The Falcons are the quietest team in the NFC right now who hopes to contend for a Super Bowl. But, sometimes, silence is golden.

No one really liked the 2016 offseason around these parts. Kyle Shanahan was the put-upon offensive coordinator who wasn’t to improve. The Falcons missed out on a bunch of free agents people wanted them to sign, like Danny Trevathan, George Iloka and Jerrell Freeman. The team sank a bunch of cash into a third-string receiver from Cincinnati who had the dropsies. Matt Schaub!?! Courtney Upshaw??

Then, the draft. Oh man, you passed on Shaq Lawson to take Keanu Neal!?! Deion Jones is too small, man. Who is Austin Hooper? De’Vondre Campbell?

Well, we’re done for. At least they brought Spoon back.

We all know how that went.

Another story for you.

Oh man! We got Steven Jackson! And, Osi!!! That’s amazing! We’re going to the Super Bowl, baby!

Another story for you.

Alright, well, that was horrible, but the offense will be back to where it was last season. Poe’s the missing piece. We’re Super Bowl bound again, baby!

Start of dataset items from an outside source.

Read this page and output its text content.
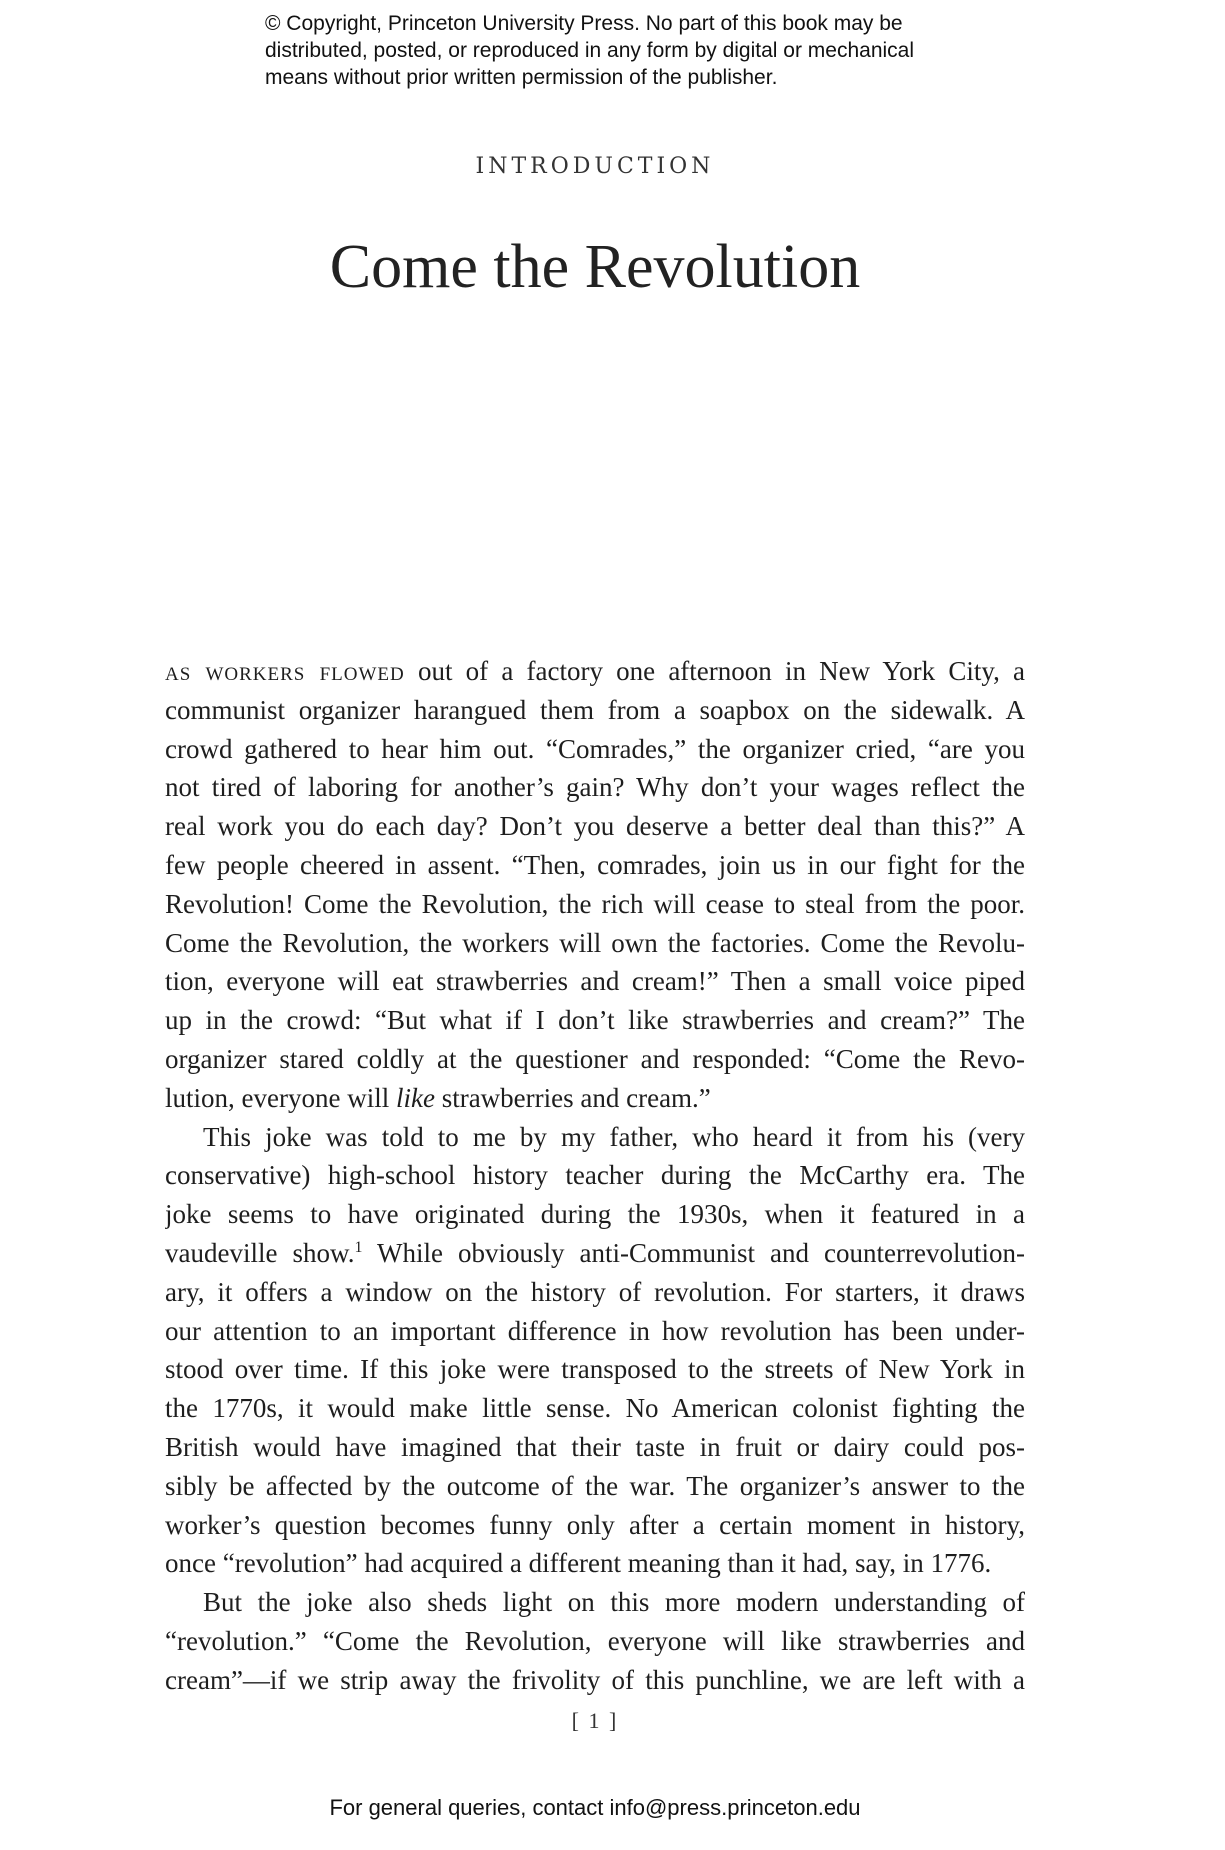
© Copyright, Princeton University Press. No part of this book may be
distributed, posted, or reproduced in any form by digital or mechanical
means without prior written permission of the publisher.
INTRODUCTION
Come the Revolution
as workers flowed out of a factory one afternoon in New York City, a
communist organizer harangued them from a soapbox on the sidewalk. A
crowd gathered to hear him out. “Comrades,” the organizer cried, “are you
not tired of laboring for another’s gain? Why don’t your wages reflect the
real work you do each day? Don’t you deserve a better deal than this?” A
few people cheered in assent. “Then, comrades, join us in our fight for the
Revolution! Come the Revolution, the rich will cease to steal from the poor.
Come the Revolution, the workers will own the factories. Come the Revolu-
tion, everyone will eat strawberries and cream!” Then a small voice piped
up in the crowd: “But what if I don’t like strawberries and cream?” The
organizer stared coldly at the questioner and responded: “Come the Revo-
lution, everyone will like strawberries and cream.”
This joke was told to me by my father, who heard it from his (very
conservative) high-school history teacher during the McCarthy era. The
joke seems to have originated during the 1930s, when it featured in a
vaudeville show.$^1$ While obviously anti-Communist and counterrevolution-
ary, it offers a window on the history of revolution. For starters, it draws
our attention to an important difference in how revolution has been under-
stood over time. If this joke were transposed to the streets of New York in
the 1770s, it would make little sense. No American colonist fighting the
British would have imagined that their taste in fruit or dairy could pos-
sibly be affected by the outcome of the war. The organizer’s answer to the
worker’s question becomes funny only after a certain moment in history,
once “revolution” had acquired a different meaning than it had, say, in 1776.
But the joke also sheds light on this more modern understanding of
“revolution.” “Come the Revolution, everyone will like strawberries and
cream”—if we strip away the frivolity of this punchline, we are left with a
[ 1 ]
For general queries, contact info@press.princeton.edu
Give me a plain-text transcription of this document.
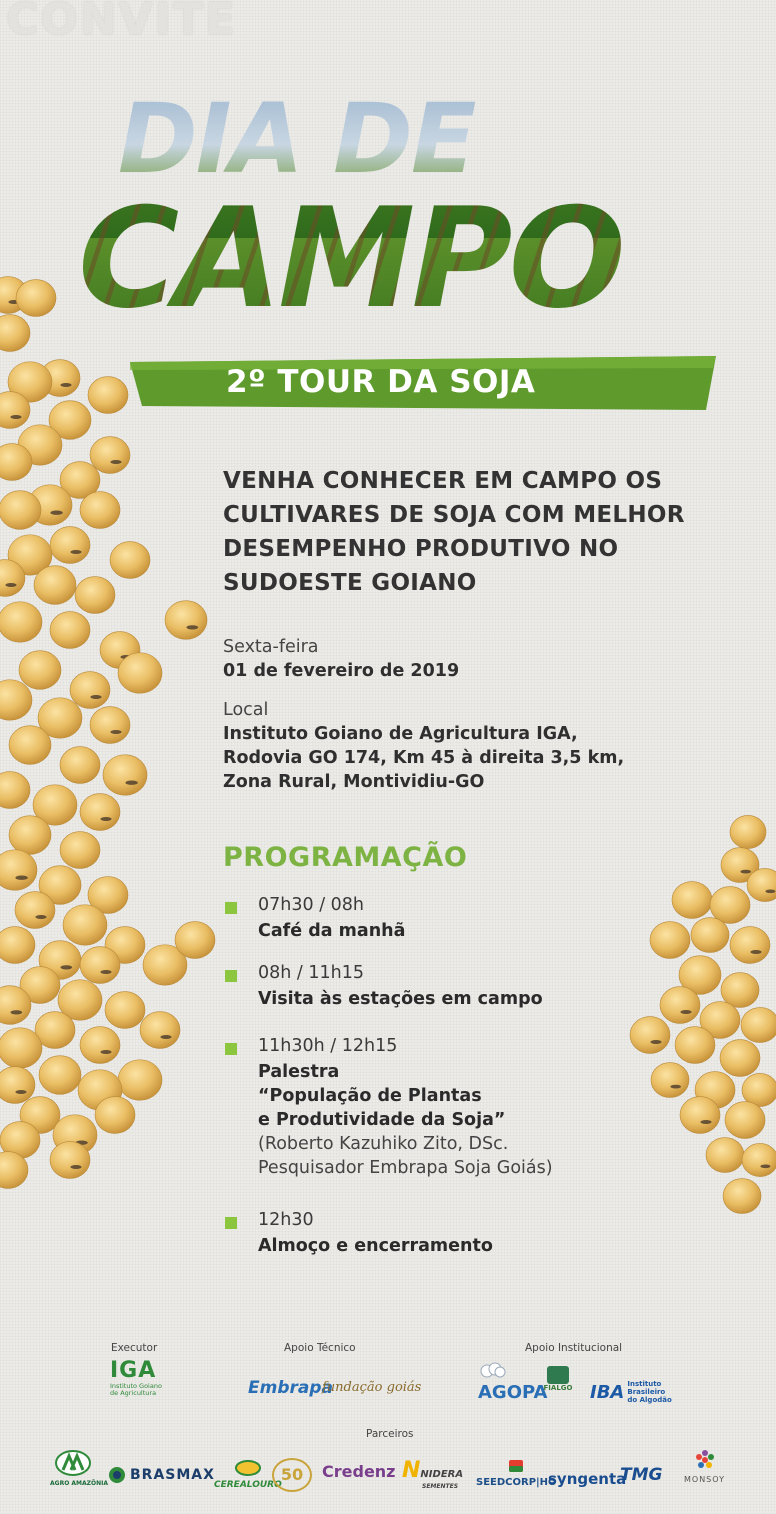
CONVITE
DIA DE
CAMPO
2º TOUR DA SOJA
VENHA CONHECER EM CAMPO OS
CULTIVARES DE SOJA COM MELHOR
DESEMPENHO PRODUTIVO NO
SUDOESTE GOIANO
Sexta-feira
01 de fevereiro de 2019
Local
Instituto Goiano de Agricultura IGA,
Rodovia GO 174, Km 45 à direita 3,5 km,
Zona Rural, Montividiu-GO
PROGRAMAÇÃO
07h30 / 08h
Café da manhã
08h / 11h15
Visita às estações em campo
11h30h / 12h15
Palestra
“População de Plantas
e Produtividade da Soja”
(Roberto Kazuhiko Zito, DSc.
Pesquisador Embrapa Soja Goiás)
12h30
Almoço e encerramento
Executor	Apoio Técnico	Apoio Institucional
IGA
Instituto Goiano
de Agricultura	Embrapa
fundação goiás	AGOPA
FIALGO IBA Instituto
Brasileiro
do Algodão
Parceiros
AGRO AMAZÔNIA
BRASMAX
CEREALOURO
50	Credenz NNIDERA
SEMENTES	SEEDCORP|HO
syngenta
TMG	MONSOY
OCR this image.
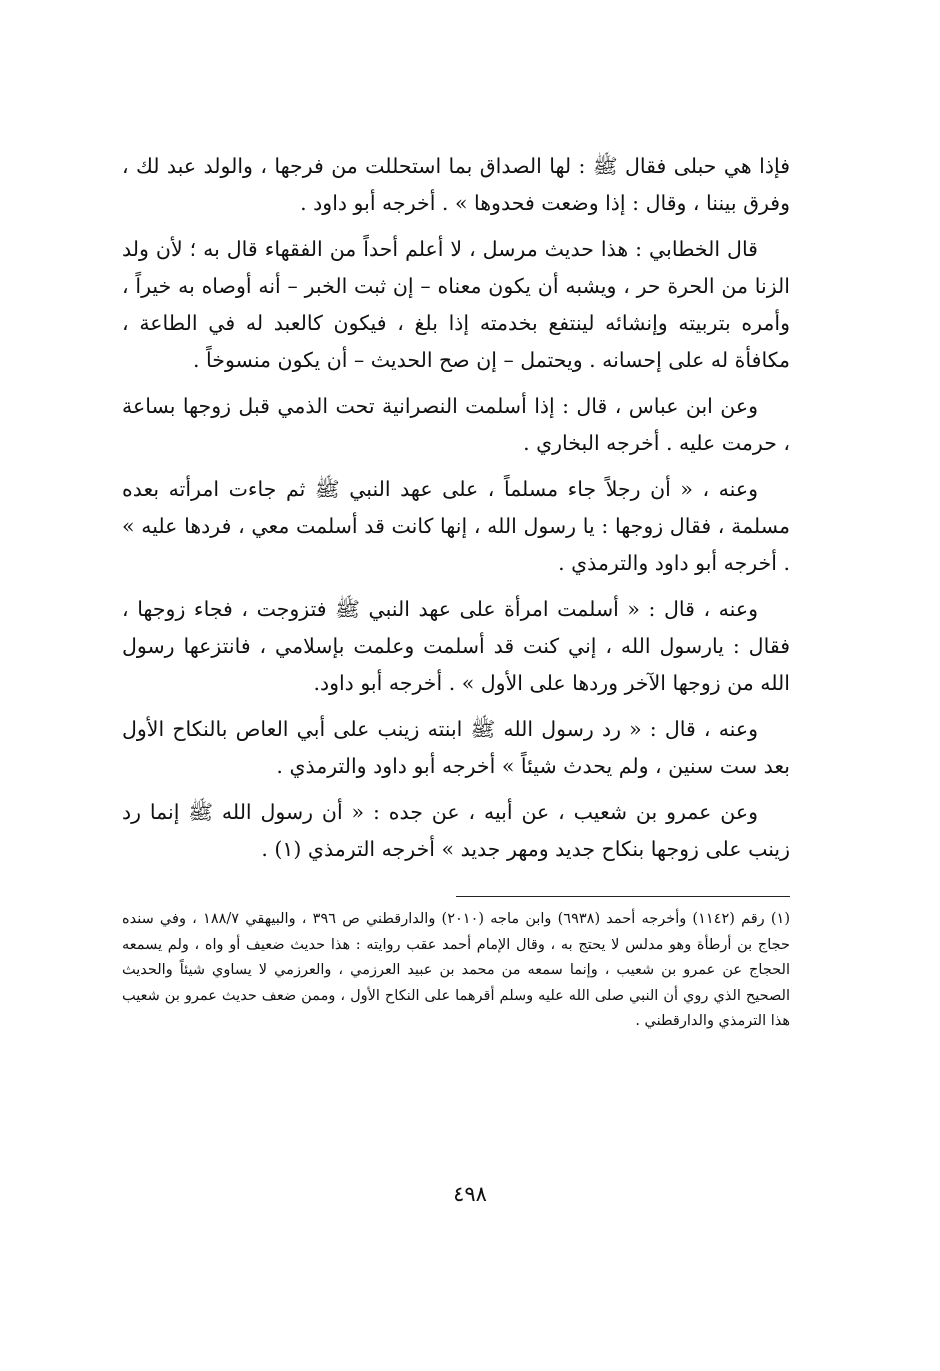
فإذا هي حبلى فقال ﷺ : لها الصداق بما استحللت من فرجها ، والولد عبد لك ، وفرق بيننا ، وقال : إذا وضعت فحدوها » . أخرجه أبو داود .

قال الخطابي : هذا حديث مرسل ، لا أعلم أحداً من الفقهاء قال به ؛ لأن ولد الزنا من الحرة حر ، ويشبه أن يكون معناه – إن ثبت الخبر – أنه أوصاه به خيراً ، وأمره بتربيته وإنشائه لينتفع بخدمته إذا بلغ ، فيكون كالعبد له في الطاعة ، مكافأة له على إحسانه . ويحتمل – إن صح الحديث – أن يكون منسوخاً .

وعن ابن عباس ، قال : إذا أسلمت النصرانية تحت الذمي قبل زوجها بساعة ، حرمت عليه . أخرجه البخاري .

وعنه ، « أن رجلاً جاء مسلماً ، على عهد النبي ﷺ ثم جاءت امرأته بعده مسلمة ، فقال زوجها : يا رسول الله ، إنها كانت قد أسلمت معي ، فردها عليه » . أخرجه أبو داود والترمذي .

وعنه ، قال : « أسلمت امرأة على عهد النبي ﷺ فتزوجت ، فجاء زوجها ، فقال : يارسول الله ، إني كنت قد أسلمت وعلمت بإسلامي ، فانتزعها رسول الله من زوجها الآخر وردها على الأول » . أخرجه أبو داود.

وعنه ، قال : « رد رسول الله ﷺ ابنته زينب على أبي العاص بالنكاح الأول بعد ست سنين ، ولم يحدث شيئاً » أخرجه أبو داود والترمذي .

وعن عمرو بن شعيب ، عن أبيه ، عن جده : « أن رسول الله ﷺ إنما رد زينب على زوجها بنكاح جديد ومهر جديد » أخرجه الترمذي (١) .

(١) رقم (١١٤٢) وأخرجه أحمد (٦٩٣٨) وابن ماجه (٢٠١٠) والدارقطني ص ٣٩٦ ، والبيهقي ١٨٨/٧ ، وفي سنده حجاج بن أرطأة وهو مدلس لا يحتج به ، وقال الإمام أحمد عقب روايته : هذا حديث ضعيف أو واه ، ولم يسمعه الحجاج عن عمرو بن شعيب ، وإنما سمعه من محمد بن عبيد العرزمي ، والعرزمي لا يساوي شيئاً والحديث الصحيح الذي روي أن النبي صلى الله عليه وسلم أقرهما على النكاح الأول ، وممن ضعف حديث عمرو بن شعيب هذا الترمذي والدارقطني .

٤٩٨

So, I dunno. Breathe. It’s March. Nothing’s been decided, and a lot’s going to change we can’t foresee right now. The plan is murky, but that’s the point. The Falcons aren’t going to show their hand right now, but you’re fooling yourself if you think they’re just idly sitting by, not noticing what the other NFC teams are doing. It’s just that their plan to meet the hype and sustain themselves for the future isn’t happening at this very moment.

The last time we all were nervous about the future of the Falcons, they made a Super Bowl.

Maybe they’re finally learning from past March mistakes. Maybe they’re finally bent on doing this thing the right way, consistently. Maybe, just maybe, everything will work out okay, because Atlanta, for once, will know how to navigate this time of the year without any hiccups.

Maybe they’re finally done trying to hammer in that last piece to a puzzle that’s already reset.